Heute Morgen unter der Dusche flogen die Gedanken und Erkenntnisse nur so dahin. Mir kam in den Sinn, dass eine eben stets aufpassen muss, weil ihr jeder Zeit und aus jeder Richtung jemand Kieselsteine auf den Lebensweg schmeißen kann und sie somit ins Stolpern oder gar Fallen bringen kann. Und ehe ich mich versah, wurden aus den Kieselsteinen vor meinem geistigen Auge fliegenden H*inkelsteine, die vor mir auf dem Weg einschlugen. Weiter formten sich neue Gedanken… aus H*inkelsteinen aller Obelix mag eine keinen Weg bauen.

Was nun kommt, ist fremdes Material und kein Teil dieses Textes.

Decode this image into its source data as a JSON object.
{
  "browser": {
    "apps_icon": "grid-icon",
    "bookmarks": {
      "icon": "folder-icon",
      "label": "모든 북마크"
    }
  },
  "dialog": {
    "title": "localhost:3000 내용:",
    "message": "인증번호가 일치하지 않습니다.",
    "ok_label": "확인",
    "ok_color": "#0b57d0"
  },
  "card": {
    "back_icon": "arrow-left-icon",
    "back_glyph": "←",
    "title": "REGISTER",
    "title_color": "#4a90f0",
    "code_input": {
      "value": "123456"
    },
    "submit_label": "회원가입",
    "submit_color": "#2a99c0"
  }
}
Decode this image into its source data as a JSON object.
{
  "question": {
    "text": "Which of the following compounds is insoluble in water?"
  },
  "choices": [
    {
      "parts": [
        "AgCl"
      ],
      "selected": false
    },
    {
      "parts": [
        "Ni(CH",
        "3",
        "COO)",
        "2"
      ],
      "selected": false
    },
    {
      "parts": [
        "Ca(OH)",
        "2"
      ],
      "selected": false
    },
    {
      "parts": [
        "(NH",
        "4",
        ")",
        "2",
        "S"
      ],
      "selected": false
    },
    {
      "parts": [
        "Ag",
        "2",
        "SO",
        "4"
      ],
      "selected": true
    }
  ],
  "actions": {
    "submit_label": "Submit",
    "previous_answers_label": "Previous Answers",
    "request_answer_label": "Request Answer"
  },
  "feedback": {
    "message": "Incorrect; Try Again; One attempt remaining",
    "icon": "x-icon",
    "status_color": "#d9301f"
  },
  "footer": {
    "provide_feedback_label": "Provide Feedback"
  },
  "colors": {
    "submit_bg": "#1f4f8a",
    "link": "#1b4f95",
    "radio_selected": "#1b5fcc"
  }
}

Eine läuft von den Steinen weg. Natürlicher Instinkt. Finde ich. Sucht Schutz und atmet durch. Mit Mut bleibt sie nicht wieder Jahre hinter dem mageren Strauch sitzen und bibbert. Sondern sie geht zu den Steinen und schaut sie sich an. Letztlich nur Steine. Die liegen. Jedenfalls kann eine erforschen. Annehmen. Ablehnen. Begutachten… und ... um den Stein oder gar die Steine herum gehen. Fröhlich pfeifend dann den Weg weiterlaufen. Zum Glück sind wir nicht mehr im Märchen und ein G*ott, eine G*öttin oder einen übelgelaunter Zauberer wirft uns ein ganzes Gebirge vor die Nase. Es gäbe auch die Möglichkeit, ob der Gewaltigkeit der Hinkelsteine, den Weg zu überdenken und einen anderen zu suchen.

1 Kommentar:

  1. Liebe Oona,
    eine poetische Beschreibung der Steine, die einer in den Weg gelegt werden oder die auf dem Weg liegen.
    Sich nicht einschüchtern lassen, in Distanz zu gehen und von dort einen Blick hinaufwerfen.
    Nicht mehr und nicht weniger. Wie schwer.
    Aber eine optimale Möglichkeit mit den Steinen umzugehen.